Listening to Lecture 5, here, a student brings up a good question about if order matters in our sentiment analysis of the IMDB dataset, right after we’ve built the most basic NN to start of with.

It turns out that even though our input may be sorted by frequency (?), we are actual not using any kind of Bag of Words model or idea or technique.

Jeremy says (and I’m paraphrasing because he’s talking faster than I can type!:slight_smile: ),

“We are connecting every one of the inputs to the output, but doing it for every one of the incoming factors, creating a big cartesian product of all the weights, which takes into account position.”

This is quite a mouthful. Jeremy could you please elaborate?

When we looked at the collaborative filtering example which helped to motivate the embedding (including a dot product), there wasn’t any talk of position or cartesian products. Is there more going on, and how do we maintain the order in this way?

Thanks!!

If a dense layer as n inputs, and m outputs, then it has a weight matrix of size n*m. In other words, every input is connected to every output. Hence the ‘cartesian product’ comment. Does that make sense? It’s got nothing to do with embeddings or sentiment analysis - it’s true of all dense layers.

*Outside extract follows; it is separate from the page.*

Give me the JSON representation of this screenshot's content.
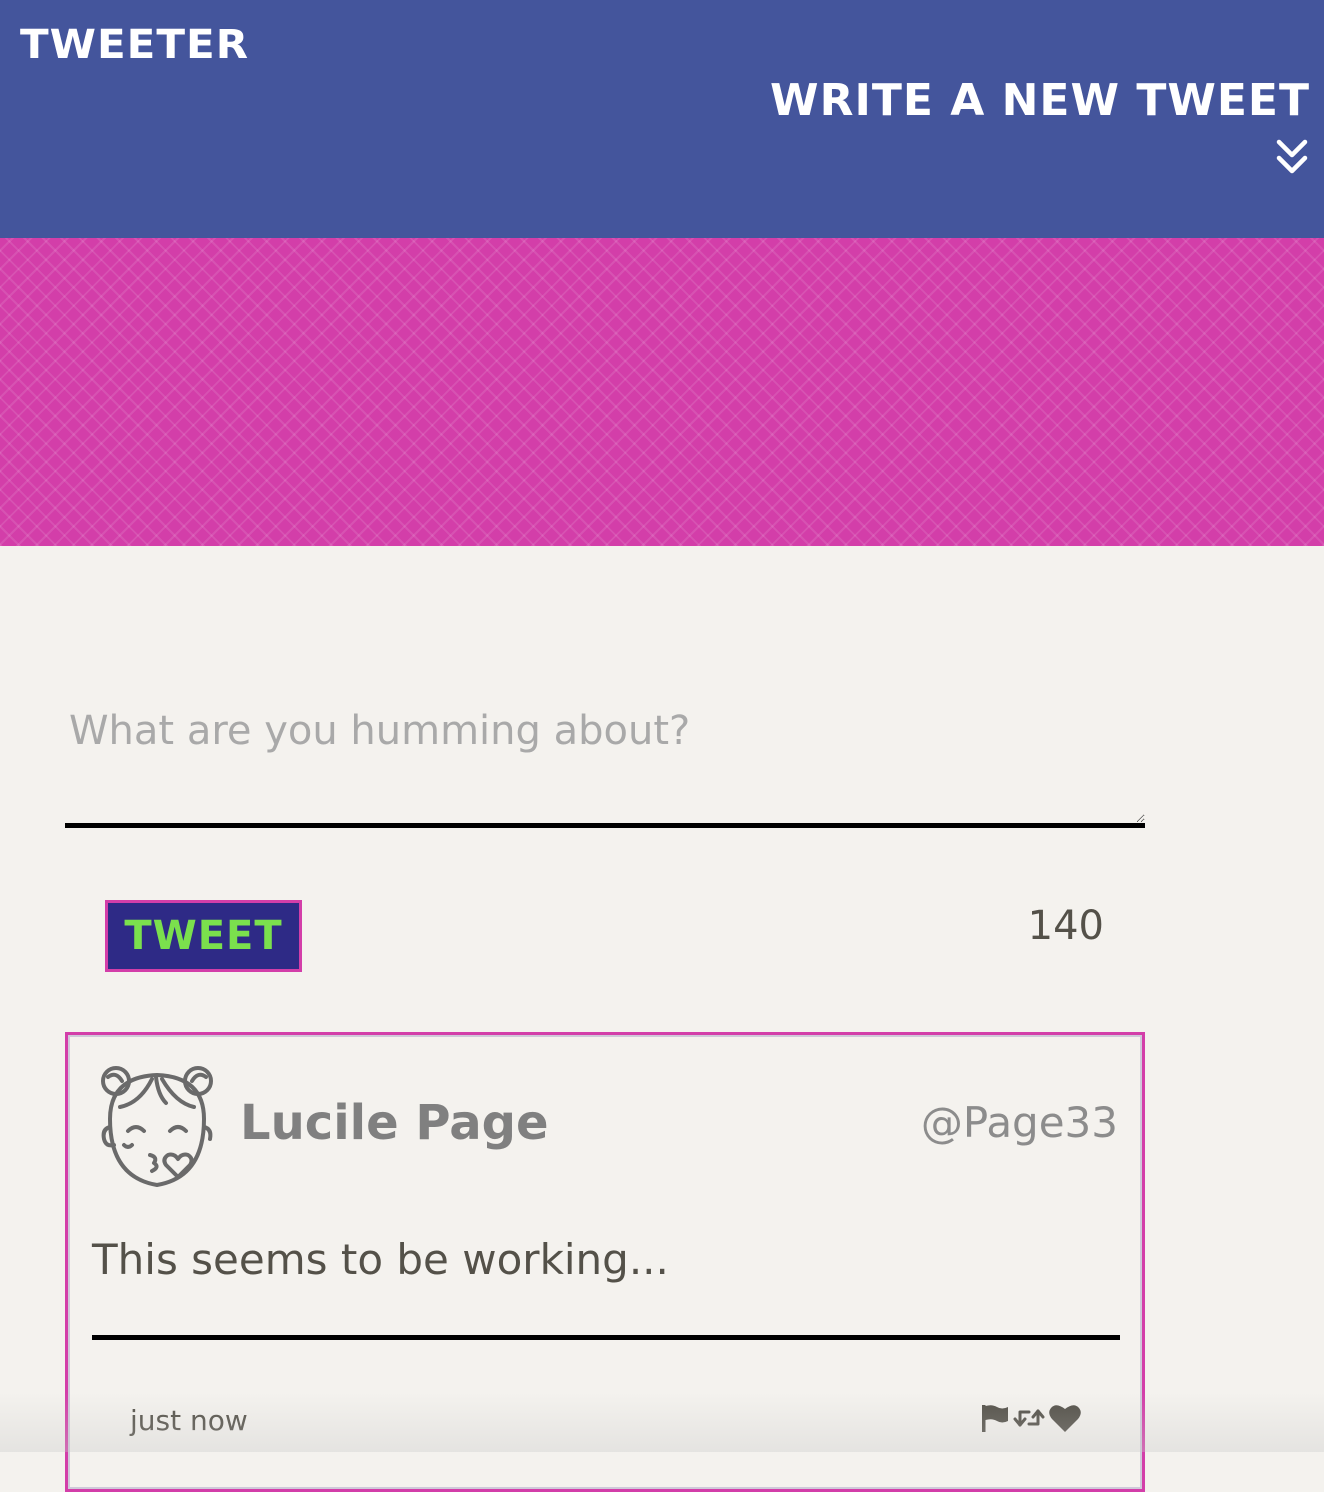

Since every input is connected to evey output, if order turns out to matter (which presumably it does!) then it has the degrees of freedom to handle this.

Does that make sense?

every input is connected to every output.

What does the word ‘connected’ mean in this context?

Did you just mean to say ‘cartesian product’ to mean, basically, a dot product? I’m thinking that I might be looking too hard into it and falling into a rabbit hole.

Connected means that there is a weight on the input that is part of creating the output.

No, I do mean cartesian product. There are n inputs, m outputs, n*m weights.